Der Industrial Action Plan for the European automotive sector der EU-Kommission (COM(2025) 95) setzt wichtige Schwerpunkte für die europäische Automobilindustrie, insbesondere in den Bereichen Elektrifizierung, Digitalisierung und Resilienz der Lieferketten. Obwohl der Plan eine gute Grundlage für die zukünftige Entwicklung des Sektors bietet, bleiben zentrale Aspekte unberücksichtigt, die für eine sichere und nachhaltige Transformation der Branche essenziell sind. Für den TÜV-Verband hängt die Zukunft der Automobilindustrie dabei stark von ausgewogenen regulatorischen Rahmenbedingungen ab, die gleichermaßen Sicherheit und Innovation fördern und dabei die öffentlichen Interessen schützen. Aus Sicht des TÜV-Verbands fehlen insbesondere klare Regelungen zur Verkehrssicherheit beim automatisierten Fahren, die Stärkung der unabhängigen Drittprüfung sowie ein standardisiertes Verfahren zur Bewertung des Batteriezustands im Gebrauchtwagenmarkts.
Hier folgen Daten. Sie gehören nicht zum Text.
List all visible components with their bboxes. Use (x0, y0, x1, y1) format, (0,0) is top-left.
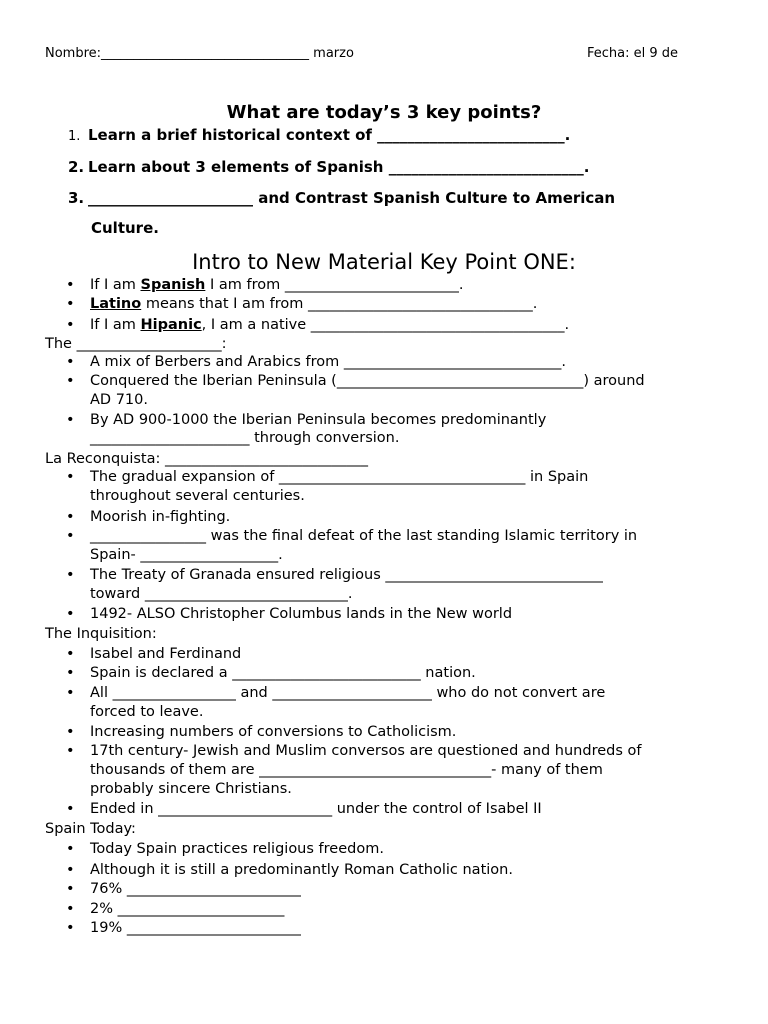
list-item-continued: ______________________ through conversion. (90, 430, 400, 446)
list-item: • Latino means that I am from _______________________________. (66, 296, 538, 312)
list-item: • A mix of Berbers and Arabics from ______________________________. (66, 354, 567, 370)
list-item: • All _________________ and ______________________ who do not convert are (66, 685, 606, 701)
list-item: • Today Spain practices religious freedom. (66, 841, 384, 857)
section-label: The ____________________: (45, 336, 227, 352)
list-item: • 17th century- Jewish and Muslim conversos are questioned and hundreds of (66, 743, 642, 759)
key-point-1: 1. Learn a brief historical context of _________________________. (68, 126, 571, 144)
list-item-continued: AD 710. (90, 392, 148, 408)
list-item: • By AD 900-1000 the Iberian Peninsula becomes predominantly (66, 412, 547, 428)
list-item: • The Treaty of Granada ensured religious ______________________________ (66, 567, 603, 583)
section-label: La Reconquista: ____________________________ (45, 451, 368, 467)
list-item-continued: toward ____________________________. (90, 586, 353, 602)
section-label: The Inquisition: (45, 626, 157, 642)
list-item-continued: throughout several centuries. (90, 488, 305, 504)
list-item-continued: forced to leave. (90, 704, 204, 720)
page-title: What are today’s 3 key points? (226, 102, 542, 123)
list-item: • 1492- ALSO Christopher Columbus lands in the New world (66, 606, 513, 622)
list-item: • Although it is still a predominantly Roman Catholic nation. (66, 862, 513, 878)
list-item: • 2% _______________________ (66, 901, 285, 917)
list-item: • If I am Hipanic, I am a native ___________________________________. (66, 317, 570, 333)
list-item: • The gradual expansion of __________________________________ in Spain (66, 469, 589, 485)
key-point-2: 2. Learn about 3 elements of Spanish __________________________. (68, 158, 590, 176)
key-point-3: 3. ______________________ and Contrast Spanish Culture to American (68, 189, 616, 207)
list-item: • If I am Spanish I am from ________________________. (66, 277, 464, 293)
list-item: • Ended in ________________________ under the control of Isabel II (66, 801, 542, 817)
list-item-continued: Spain- ___________________. (90, 547, 283, 563)
list-item: • 76% ________________________ (66, 881, 301, 897)
list-item-continued: probably sincere Christians. (90, 781, 292, 797)
list-item-continued: thousands of them are ________________________________- many of them (90, 762, 603, 778)
list-item: • Spain is declared a __________________________ nation. (66, 665, 476, 681)
list-item: • Conquered the Iberian Peninsula (__________________________________) around (66, 373, 645, 389)
name-field-label: Nombre:________________________________ marzo (45, 46, 354, 61)
key-point-3-continued: Culture. (91, 219, 159, 237)
date-label: Fecha: el 9 de (587, 46, 679, 61)
list-item: • 19% ________________________ (66, 920, 301, 936)
list-item: • Isabel and Ferdinand (66, 646, 242, 662)
list-item: • ________________ was the final defeat of the last standing Islamic territory in (66, 528, 638, 544)
list-item: • Moorish in-fighting. (66, 509, 231, 525)
list-item: • Increasing numbers of conversions to Catholicism. (66, 724, 457, 740)
section-heading: Intro to New Material Key Point ONE: (192, 250, 576, 274)
section-label: Spain Today: (45, 821, 136, 837)
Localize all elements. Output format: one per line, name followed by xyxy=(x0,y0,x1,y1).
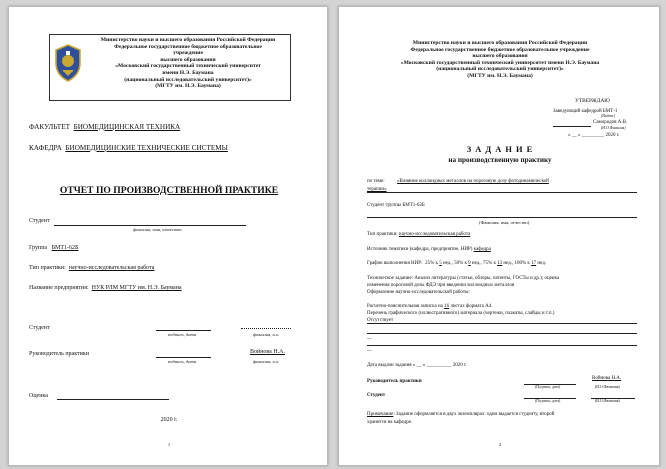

Grundsätzlich ist anzumerken, dass die angekündigte Evaluierung der Verordnung über die Genehmigung und Marktüberwachung von Kraftfahrzeugen (2018/858) im Jahr 2026 mit dem Ziel einer regulatorischen Vereinfachung nicht dazu führen darf, dass das notwendige Maß an Fahrzeug- und Verkehrssicherheit in Europa abgeschwächt wird. Durch ihre neutralen Dienstleistungen tragen unabhängige Dritte dazu bei, sicherzustellen, dass neue Technologien die regulatorischen Anforderungen effizient erfüllen, ohne Unternehmen unnötig zu belasten.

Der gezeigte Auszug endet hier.